Having on occasion been berated as a barbarian for not having seen certain cinematic classics, I have striven mightily to improve myself in this regard. The other night, my S.O. and I sat down to watch Brief Encounter, a film that we both knew to be regarded as a masterwork, but about which we were otherwise ignorant. As the closing credits rolled, each of us looked at the other, and, finally overcoming our reluctance to prove ourselves cultural philistines, wondered aloud what the heck was the big deal. Okay, it was heavy on atmosphere. The use of the train station as the setting for a lovers’ many farewells is a well-established film cliché – one of the mainstays of classic cinema. But aside from this, it seemed utterly lacking in any memorable quality. The story was pure soap opera. The two central lovers did little more than a) express their undying passion for one another, and b) agonize over how guilty they felt.

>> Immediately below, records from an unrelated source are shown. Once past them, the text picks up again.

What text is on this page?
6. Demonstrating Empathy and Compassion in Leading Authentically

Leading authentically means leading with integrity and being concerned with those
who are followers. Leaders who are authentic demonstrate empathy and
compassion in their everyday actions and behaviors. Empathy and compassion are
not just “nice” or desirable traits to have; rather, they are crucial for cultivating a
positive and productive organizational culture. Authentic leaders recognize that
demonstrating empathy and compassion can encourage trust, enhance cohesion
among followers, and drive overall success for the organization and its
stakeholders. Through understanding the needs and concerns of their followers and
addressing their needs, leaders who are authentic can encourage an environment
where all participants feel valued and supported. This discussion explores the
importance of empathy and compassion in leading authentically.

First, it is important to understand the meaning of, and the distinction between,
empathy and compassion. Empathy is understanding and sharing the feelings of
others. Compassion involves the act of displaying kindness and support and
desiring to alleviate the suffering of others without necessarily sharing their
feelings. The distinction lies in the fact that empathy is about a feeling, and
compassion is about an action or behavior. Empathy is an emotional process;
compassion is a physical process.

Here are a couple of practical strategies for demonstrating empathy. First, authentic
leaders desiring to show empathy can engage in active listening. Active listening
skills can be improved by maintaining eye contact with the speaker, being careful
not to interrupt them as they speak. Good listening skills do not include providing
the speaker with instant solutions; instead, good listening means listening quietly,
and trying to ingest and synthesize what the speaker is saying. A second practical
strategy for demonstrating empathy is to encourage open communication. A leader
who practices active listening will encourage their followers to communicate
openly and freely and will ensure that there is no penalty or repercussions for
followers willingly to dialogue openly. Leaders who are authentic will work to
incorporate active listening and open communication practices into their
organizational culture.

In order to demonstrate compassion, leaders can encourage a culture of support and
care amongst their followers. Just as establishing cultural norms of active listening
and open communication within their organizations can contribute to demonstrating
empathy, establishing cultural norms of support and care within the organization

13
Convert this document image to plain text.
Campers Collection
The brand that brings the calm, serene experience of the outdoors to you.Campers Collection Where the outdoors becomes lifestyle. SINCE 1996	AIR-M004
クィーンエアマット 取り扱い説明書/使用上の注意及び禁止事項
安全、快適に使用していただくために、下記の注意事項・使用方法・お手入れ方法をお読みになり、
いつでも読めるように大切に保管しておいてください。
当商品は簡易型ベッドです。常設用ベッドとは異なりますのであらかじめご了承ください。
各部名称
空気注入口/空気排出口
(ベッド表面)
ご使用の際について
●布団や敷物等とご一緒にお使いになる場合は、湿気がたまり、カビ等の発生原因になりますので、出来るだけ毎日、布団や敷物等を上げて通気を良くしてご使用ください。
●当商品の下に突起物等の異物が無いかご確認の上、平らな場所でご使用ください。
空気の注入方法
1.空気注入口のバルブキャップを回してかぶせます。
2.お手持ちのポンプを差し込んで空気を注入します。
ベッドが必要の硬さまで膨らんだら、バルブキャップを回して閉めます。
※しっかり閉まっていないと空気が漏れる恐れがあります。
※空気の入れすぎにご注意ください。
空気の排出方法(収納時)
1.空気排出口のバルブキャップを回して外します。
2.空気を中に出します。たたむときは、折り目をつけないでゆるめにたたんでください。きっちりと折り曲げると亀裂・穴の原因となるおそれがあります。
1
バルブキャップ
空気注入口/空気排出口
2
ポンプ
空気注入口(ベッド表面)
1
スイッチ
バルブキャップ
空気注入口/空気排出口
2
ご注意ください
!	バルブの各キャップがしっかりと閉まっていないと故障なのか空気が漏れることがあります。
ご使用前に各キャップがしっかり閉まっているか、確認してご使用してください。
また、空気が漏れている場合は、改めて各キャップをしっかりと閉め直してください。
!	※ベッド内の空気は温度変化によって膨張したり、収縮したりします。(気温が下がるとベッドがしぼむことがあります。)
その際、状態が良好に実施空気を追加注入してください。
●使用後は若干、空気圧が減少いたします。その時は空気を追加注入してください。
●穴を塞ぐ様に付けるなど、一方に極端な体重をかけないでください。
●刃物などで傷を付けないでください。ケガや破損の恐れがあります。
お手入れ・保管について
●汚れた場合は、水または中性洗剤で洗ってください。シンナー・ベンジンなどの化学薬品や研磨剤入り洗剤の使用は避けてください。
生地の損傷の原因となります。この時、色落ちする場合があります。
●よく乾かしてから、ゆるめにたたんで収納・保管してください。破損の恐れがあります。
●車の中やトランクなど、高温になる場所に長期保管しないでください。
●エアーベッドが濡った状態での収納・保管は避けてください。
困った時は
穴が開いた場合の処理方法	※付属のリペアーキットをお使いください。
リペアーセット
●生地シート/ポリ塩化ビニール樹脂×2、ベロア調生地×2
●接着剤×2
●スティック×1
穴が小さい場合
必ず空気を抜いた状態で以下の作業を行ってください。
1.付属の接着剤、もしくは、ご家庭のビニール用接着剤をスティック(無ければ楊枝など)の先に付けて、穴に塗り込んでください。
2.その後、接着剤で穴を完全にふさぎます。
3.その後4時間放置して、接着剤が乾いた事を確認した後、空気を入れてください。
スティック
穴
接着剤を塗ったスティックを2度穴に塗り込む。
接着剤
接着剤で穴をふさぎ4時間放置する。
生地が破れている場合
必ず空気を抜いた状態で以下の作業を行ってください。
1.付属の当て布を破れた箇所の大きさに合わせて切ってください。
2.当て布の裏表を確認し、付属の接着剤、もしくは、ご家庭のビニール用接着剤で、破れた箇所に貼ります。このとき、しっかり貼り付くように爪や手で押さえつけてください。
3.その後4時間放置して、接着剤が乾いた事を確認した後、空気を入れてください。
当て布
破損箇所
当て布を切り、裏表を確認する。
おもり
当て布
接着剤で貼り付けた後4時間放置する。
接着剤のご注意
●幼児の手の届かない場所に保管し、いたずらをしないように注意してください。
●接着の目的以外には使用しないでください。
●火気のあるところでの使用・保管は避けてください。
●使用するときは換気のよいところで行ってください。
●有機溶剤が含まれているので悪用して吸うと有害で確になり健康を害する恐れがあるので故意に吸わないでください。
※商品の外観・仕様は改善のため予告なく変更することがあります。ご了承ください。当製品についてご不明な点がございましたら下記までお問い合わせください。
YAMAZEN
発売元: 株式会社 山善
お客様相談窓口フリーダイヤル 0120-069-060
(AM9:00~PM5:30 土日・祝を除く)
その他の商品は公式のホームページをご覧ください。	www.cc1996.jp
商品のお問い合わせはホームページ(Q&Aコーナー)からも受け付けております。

So, cinephiles one and all. Why is this film regarded as such a classic? Okay, the Rachmaninoff Piano Concerto #2 was put to good effect (it’s one of my favorite pieces), but what else am I supposed to take from this?
I’m not a cinéaste, and I confess I have only seen bits of Brief Encounter, but I have seen enough documentaries about the movie to declare that it’s all about context. It was about an overwhelming passion without the ability to express it - the strictures of British society at the time meant that a wild affair was out of the question. Not only that, but the loyalty to the respective families was a moral choice on which the story impinges. And its subject, infidelity (even in the mind) was seen as incredibly racy at the time of its release.
Plus, the cliché of the train station as the place for lovers’ farewells was pretty much started by this movie.
I like it a lot- it’s one of the few romantic movies that’s not a totally sappy cliche-fest. I usually detest romance pictures, but this one is really well done, probably because it European it doesn’t have the standard American movie cliches. And the ending where the woman goes home and hugs her husband without saying anything is pretty much perfect. Its just a solid, well made and well acted movie, nothing revelatory about it.
The woman lead does a particularly good job of depicting how a woman of that time would act were she really doing this.
You made the mistake of watching this movie out of context. Back then, infidelity was a major indiscretion, and to be labeled an adulterer (or worse, an adulteress) was totally shocking. Plus, it was happening to two upstanding individuals who were as far as possible from the “type” who’d engage in an adulterous affair, even considering their unsatisfying marriages. And neither of them intended to fall in love with the other, it just happened, beyond their control. And I can’t think of another movie that so totally conveys the experience of longing for something one needs, but can never have.
If nothing else, it’s worth watching for the superb acting and direction.
That movie could never be made today. They’d just jump into bed right away, and there’d be no point in continuing.
Exactly. Plus, for this American, what made the context of the affair so deliciously stressful was the clear sense that was given of how the *Britishness *of the characters made it so much harder. It seems to me, even with the copies it’s spawned over the years, to be one of the least cliche, most emotionally honest romance movies of all time.